Effective for the 2009 proxy season, the Canadian Securities Administrators (CSA) have adopted new requirements for executive compensation disclosure (the New Disclosure Requirements). Stikeman Elliott's "Executive Compensation After the Boom" highlights current trends in executive compensation and their impact on compensation decisions. The following excerpt reviews the trend towards wealth accumulation analysis.
Wealth Accumulation Analysis
Focussing on the different tools at the disposal of the board or compensation committee in developing pay packages, another emerging trend is the move towards a broad-based and more holistic wealth accumulation analysis.

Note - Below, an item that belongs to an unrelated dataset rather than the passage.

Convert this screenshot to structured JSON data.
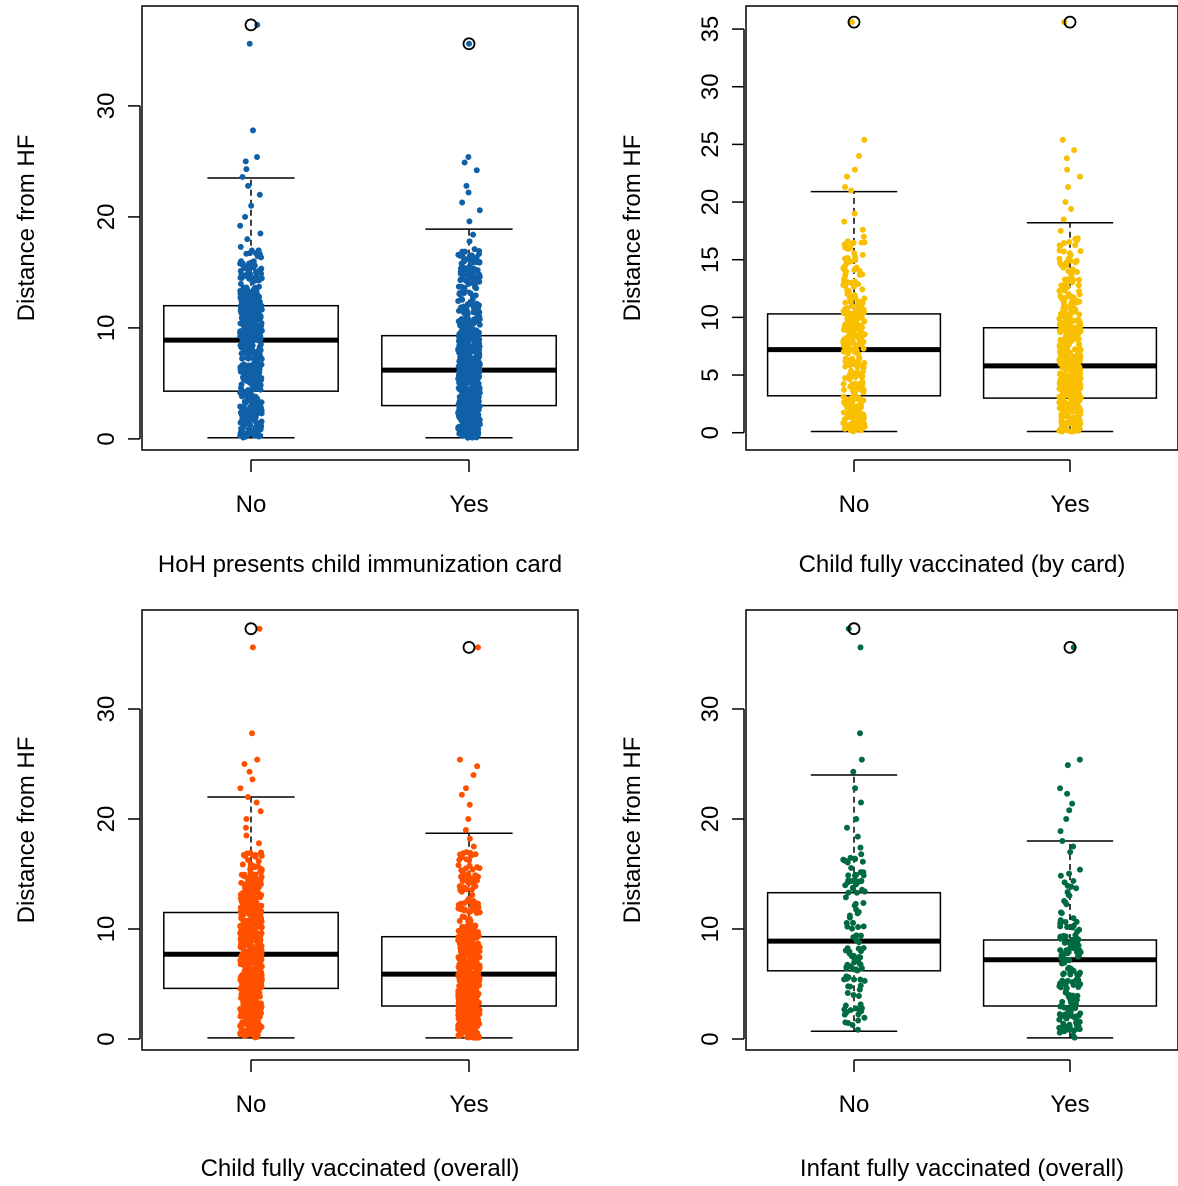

A wealth accumulation analysis involves looking at what an executive has and will be paid and valuing what this pay accumulation is worth over the long term. This effectively allows a company to have a better picture of not only what is paid on a one, two or three-year basis, but the accumulated wealth that those earnings represent over a longer horizon. This includes factoring in elements such as gains on equity-based incentives as well as the value of accrued pension benefits, severance and other termination or change of control payments.1 A wealth accumulation analysis necessarily involves forecasting reasonable ranges for different elements based on relevant variables. While these may be difficult to predict or pinpoint years in advance, undertaking the exercise allows for an understanding of the total wealth potential that is represented by the pay package. The New Disclosure Requirements include a similar type of estimation of potential payouts by requiring companies to explain and quantify estimated incremental payments that are triggered in connection with termination, resignation, retirement or change of control.2 A wealth accumulation analysis will allow a company to see what potential future proxy disclosure might look like as future payouts become reality, and to analyze how well these might correlate to shareholder returns over similar periods. A wealth accumulation analysis also allows companies to assess whether they are facing diminishing returns from continuing to offer or focus on certain types of compensation components.